The Saukerl had stolen the victor’s face in the hope that it would disarm her, make Yael hesitate long enough for the Maskiertekommando soldier to get a clean shot of his own.

It didn’t.

She knew her ghosts.

Yael pulled the trigger just as the Reichsführer collapsed beneath her. She watched a bullet pierce Luka’s chest a second, heart-splitting time. She watched the white wash him away; the final skinshifter fell to the floor.

Shot, change.

All of Yael’s senses roared. She stood in the center of the room, and the Luger was still in her hand, but there was no need for it. The only sound remaining was her heavy breath. Her noiseless scream.

The first body Yael checked was the one at her feet. The last enemy’s shot had shattered Heinrich Himmler’s spectacles and skull in turn. His was a quick, indelicate death.
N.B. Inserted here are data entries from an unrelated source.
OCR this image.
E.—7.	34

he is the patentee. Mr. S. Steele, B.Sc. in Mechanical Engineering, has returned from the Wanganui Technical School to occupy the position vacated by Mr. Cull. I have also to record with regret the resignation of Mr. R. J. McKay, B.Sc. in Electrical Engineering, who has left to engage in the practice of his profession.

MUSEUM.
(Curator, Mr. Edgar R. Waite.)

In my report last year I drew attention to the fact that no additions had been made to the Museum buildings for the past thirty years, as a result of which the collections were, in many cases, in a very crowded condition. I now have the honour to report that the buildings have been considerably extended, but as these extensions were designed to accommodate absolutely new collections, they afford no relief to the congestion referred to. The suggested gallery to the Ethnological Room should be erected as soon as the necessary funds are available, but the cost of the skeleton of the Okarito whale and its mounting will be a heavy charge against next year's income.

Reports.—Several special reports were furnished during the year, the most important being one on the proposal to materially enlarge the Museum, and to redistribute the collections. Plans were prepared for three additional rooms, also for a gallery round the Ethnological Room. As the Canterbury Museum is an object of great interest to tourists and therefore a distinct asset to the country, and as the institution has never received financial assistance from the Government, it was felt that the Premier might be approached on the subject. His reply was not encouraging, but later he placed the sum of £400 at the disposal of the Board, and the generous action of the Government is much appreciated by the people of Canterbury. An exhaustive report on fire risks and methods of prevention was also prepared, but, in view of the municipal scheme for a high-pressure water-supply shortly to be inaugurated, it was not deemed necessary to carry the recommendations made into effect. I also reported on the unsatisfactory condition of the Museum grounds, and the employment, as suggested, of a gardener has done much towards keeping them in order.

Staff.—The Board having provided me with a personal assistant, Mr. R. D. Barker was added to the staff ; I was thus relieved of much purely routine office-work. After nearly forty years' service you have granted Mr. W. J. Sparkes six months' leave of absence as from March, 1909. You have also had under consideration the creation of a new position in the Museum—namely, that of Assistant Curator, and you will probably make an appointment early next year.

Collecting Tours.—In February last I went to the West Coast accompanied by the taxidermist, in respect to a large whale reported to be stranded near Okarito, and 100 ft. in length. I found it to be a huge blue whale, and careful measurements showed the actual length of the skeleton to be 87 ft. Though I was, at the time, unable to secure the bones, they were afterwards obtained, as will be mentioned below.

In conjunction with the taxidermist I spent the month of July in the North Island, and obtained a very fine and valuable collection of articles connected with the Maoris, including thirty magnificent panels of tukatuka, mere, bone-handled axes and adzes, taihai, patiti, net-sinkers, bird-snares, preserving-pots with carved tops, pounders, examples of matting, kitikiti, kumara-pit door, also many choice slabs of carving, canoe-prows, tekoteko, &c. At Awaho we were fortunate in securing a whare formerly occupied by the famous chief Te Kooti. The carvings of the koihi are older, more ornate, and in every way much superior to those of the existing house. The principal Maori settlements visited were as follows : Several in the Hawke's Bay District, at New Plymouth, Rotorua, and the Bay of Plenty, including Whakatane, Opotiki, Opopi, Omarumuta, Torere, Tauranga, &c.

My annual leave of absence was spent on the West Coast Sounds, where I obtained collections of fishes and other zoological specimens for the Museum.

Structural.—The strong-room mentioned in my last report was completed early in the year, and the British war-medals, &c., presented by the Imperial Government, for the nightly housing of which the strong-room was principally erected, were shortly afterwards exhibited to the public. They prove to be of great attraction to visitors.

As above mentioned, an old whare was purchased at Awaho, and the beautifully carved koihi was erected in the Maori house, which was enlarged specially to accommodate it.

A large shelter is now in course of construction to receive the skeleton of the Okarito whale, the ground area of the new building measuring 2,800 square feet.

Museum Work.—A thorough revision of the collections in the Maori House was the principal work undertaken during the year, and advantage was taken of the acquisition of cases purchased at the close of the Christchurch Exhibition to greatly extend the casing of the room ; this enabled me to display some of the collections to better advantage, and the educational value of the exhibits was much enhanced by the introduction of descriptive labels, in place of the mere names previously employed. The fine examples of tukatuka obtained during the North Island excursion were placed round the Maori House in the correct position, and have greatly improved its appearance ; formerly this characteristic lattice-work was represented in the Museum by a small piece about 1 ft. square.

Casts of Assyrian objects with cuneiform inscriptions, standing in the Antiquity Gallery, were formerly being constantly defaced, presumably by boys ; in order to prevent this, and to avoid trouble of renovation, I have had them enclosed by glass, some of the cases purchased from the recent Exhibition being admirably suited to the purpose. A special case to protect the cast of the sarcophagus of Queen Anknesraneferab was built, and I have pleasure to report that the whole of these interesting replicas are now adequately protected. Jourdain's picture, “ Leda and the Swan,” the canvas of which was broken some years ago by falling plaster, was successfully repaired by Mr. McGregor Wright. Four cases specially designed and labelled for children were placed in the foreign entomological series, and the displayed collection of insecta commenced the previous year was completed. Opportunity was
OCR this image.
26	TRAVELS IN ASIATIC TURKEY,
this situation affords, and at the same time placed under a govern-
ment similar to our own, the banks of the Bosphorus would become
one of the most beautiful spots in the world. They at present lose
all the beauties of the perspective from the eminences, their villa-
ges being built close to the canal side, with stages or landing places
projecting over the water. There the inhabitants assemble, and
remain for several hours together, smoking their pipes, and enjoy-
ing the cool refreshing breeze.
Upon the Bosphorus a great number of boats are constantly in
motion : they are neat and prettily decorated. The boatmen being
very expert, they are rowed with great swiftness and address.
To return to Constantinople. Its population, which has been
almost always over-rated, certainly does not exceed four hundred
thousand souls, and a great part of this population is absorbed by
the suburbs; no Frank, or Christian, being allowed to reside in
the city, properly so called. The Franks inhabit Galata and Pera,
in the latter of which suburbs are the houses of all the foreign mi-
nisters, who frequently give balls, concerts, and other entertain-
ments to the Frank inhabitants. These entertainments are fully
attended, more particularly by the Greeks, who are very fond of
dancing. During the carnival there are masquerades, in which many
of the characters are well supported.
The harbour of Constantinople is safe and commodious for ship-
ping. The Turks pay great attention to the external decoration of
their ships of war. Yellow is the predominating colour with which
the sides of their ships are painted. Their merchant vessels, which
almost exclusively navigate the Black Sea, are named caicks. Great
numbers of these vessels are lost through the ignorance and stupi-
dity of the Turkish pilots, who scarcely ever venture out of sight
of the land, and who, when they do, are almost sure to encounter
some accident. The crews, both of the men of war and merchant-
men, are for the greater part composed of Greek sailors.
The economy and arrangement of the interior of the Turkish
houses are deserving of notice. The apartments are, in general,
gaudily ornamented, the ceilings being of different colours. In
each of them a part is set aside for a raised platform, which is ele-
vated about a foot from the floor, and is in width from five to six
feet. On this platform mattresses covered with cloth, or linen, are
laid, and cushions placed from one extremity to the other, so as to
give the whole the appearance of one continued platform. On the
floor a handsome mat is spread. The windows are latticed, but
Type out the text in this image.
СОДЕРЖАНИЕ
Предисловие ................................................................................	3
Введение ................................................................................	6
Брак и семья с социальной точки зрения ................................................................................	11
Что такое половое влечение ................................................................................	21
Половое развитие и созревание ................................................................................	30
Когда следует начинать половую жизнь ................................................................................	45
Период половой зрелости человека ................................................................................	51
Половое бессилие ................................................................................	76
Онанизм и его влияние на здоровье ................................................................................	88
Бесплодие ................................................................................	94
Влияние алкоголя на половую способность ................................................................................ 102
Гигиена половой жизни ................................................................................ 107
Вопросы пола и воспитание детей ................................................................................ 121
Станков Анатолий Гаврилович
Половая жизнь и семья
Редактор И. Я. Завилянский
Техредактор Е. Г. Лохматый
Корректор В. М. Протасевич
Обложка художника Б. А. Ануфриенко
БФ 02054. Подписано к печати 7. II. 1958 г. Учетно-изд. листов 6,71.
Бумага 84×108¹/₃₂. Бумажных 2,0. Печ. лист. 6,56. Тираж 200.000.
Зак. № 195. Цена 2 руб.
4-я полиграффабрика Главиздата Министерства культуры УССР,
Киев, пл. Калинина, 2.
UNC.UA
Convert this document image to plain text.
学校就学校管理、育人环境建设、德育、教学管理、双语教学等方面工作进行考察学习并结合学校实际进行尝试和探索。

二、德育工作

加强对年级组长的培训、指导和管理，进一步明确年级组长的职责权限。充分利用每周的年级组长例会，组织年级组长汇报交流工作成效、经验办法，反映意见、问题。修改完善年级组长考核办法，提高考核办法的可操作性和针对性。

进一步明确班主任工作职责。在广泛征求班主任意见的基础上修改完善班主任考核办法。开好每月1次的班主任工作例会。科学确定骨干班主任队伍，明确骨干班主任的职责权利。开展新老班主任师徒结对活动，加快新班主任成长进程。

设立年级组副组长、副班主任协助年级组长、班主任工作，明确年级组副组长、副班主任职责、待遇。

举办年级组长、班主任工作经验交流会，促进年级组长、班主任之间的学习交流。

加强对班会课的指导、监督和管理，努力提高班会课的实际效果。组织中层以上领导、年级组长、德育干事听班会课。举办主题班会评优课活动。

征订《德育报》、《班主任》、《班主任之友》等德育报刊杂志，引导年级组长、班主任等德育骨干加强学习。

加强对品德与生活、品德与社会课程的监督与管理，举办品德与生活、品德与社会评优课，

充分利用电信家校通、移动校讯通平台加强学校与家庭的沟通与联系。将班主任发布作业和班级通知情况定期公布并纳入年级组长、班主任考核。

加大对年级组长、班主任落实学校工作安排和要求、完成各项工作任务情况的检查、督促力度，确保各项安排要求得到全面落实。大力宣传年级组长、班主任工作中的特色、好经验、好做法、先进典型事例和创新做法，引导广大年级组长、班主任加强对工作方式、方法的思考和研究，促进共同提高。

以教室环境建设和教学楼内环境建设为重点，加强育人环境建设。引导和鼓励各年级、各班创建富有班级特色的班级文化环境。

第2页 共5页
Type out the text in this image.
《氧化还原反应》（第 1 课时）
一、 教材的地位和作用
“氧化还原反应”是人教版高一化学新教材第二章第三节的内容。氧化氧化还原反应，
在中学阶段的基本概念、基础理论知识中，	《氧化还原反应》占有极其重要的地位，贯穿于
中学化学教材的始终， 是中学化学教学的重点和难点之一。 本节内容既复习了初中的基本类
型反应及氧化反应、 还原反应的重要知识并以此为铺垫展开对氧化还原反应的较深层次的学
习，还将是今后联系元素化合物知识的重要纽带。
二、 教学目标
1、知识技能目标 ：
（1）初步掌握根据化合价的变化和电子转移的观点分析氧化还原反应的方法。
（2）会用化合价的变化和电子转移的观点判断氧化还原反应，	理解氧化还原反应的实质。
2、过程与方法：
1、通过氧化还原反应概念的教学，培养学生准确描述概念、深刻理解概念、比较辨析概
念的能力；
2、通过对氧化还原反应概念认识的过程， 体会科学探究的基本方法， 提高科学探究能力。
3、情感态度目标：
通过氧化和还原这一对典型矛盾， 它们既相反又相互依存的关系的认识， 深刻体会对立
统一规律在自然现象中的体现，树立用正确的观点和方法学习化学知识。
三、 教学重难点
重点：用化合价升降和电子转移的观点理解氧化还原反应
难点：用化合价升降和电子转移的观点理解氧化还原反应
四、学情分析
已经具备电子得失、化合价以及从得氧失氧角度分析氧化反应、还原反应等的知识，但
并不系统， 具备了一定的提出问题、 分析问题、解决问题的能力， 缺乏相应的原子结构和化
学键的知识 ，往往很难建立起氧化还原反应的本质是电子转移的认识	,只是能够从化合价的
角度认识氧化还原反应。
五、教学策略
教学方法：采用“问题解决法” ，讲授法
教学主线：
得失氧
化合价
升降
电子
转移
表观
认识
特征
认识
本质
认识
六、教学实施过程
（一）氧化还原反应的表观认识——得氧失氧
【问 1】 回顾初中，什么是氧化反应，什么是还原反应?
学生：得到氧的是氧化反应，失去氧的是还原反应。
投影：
Yael did not turn to where Luka lay, because she knew that if she did, she would not be able to keep going. She’d sink to her knees and sit there in her too-real nightmare until the other SS in the Ordenspalais overrode Himmler’s standing order “not to disturb” the Chancellery Chat filming.

No, Yael had to keep going. These five skinshifters were dead beyond doubt—features frosted, limbs already stiffening—but they only made up a third of the remaining Maskiertekommando. There were still ten men who could wear Hitler’s face and use it any way they pleased.

The Führer could not die. Would not die.

Unless Yael showed the world he already had.